(Haifa) — In a nation plagued by terrorism and trauma, the Tamuz Institute is an oasis of tranquility tucked high in the hills of Haifa.

Serving victims of terrorism, those who have lost loved ones through military service, and released prisoners of war, developmental psychologist Dr. Tirtsa Jsoels and clinical psychologist Orna Afek provide essential counseling services to a market that, sadly, continues to grow. Managing the increasing demand has been eased with a loan through KIEDF.

Joels and Afek used their loan to hire a consultant who not only developed a marketing plan for them, he also reorganized their business, adding a second location in Tel Aviv and more than tripling their income.

Before obtaining the KIEDF loan, Joels and Afek operated a frenetic clinic of 11 hourly free-lance therapists in Haifa.
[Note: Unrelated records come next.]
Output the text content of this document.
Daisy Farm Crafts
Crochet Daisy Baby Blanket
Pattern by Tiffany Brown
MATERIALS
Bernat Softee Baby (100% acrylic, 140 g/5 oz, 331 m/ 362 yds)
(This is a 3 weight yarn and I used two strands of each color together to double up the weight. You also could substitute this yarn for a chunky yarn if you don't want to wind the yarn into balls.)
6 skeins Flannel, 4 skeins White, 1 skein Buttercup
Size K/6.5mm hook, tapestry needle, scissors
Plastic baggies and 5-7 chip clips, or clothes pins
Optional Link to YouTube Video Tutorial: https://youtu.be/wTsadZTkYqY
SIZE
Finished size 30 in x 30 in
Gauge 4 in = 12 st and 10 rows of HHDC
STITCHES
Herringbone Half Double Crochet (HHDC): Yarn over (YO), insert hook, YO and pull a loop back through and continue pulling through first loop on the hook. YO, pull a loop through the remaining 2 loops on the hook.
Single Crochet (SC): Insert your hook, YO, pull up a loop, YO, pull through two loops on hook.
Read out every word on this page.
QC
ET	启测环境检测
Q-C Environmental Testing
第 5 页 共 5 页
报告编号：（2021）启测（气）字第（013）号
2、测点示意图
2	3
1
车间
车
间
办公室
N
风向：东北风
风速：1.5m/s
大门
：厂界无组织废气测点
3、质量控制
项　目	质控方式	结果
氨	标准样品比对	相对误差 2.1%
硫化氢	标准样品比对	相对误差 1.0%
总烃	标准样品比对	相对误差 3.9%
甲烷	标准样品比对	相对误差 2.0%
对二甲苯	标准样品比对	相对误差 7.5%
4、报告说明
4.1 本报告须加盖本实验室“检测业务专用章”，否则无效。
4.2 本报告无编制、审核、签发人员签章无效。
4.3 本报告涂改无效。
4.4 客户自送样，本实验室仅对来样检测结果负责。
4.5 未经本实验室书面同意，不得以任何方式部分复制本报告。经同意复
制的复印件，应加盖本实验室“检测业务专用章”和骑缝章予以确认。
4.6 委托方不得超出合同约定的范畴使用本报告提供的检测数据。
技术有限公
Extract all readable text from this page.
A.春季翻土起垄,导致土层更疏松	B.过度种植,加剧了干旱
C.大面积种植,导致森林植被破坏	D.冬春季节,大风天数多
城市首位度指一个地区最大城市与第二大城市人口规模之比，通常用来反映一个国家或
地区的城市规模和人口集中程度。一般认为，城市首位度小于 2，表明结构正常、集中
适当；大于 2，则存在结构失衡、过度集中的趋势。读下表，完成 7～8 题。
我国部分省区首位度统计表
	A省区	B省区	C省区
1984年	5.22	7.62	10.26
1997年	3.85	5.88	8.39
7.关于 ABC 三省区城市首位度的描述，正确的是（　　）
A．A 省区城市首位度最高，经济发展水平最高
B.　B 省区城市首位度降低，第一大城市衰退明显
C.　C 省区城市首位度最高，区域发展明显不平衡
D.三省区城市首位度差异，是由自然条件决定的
Today, their Tamuz Institute is an interdisciplinary center employing 20 clinical and developmental psychologists, psychiatrists, social workers, and credentialed therapists in Haifa and Tel Aviv, serving 150 clients each year.

“We invested the loan funds in marketing and hired a consultant who recommended major revisions in our business operations,” Joels said. “We really changed the manner of managing the place.”

Soon the Israeli government took notice and began to send victims of psychological trauma their way.

The government health department authorized Afek to train clinical psychologists under the Tamuz Institute’s auspices — quite an accomplishment for a private enterprise. Today, Tamuz is one of Israel’s largest providers of services to families who have lost loved ones in the military.

“We wouldn’t have managed to grow and to create work for so many people without the KIEDF loan,” Joels said. “We are thriving because of KIEDF.”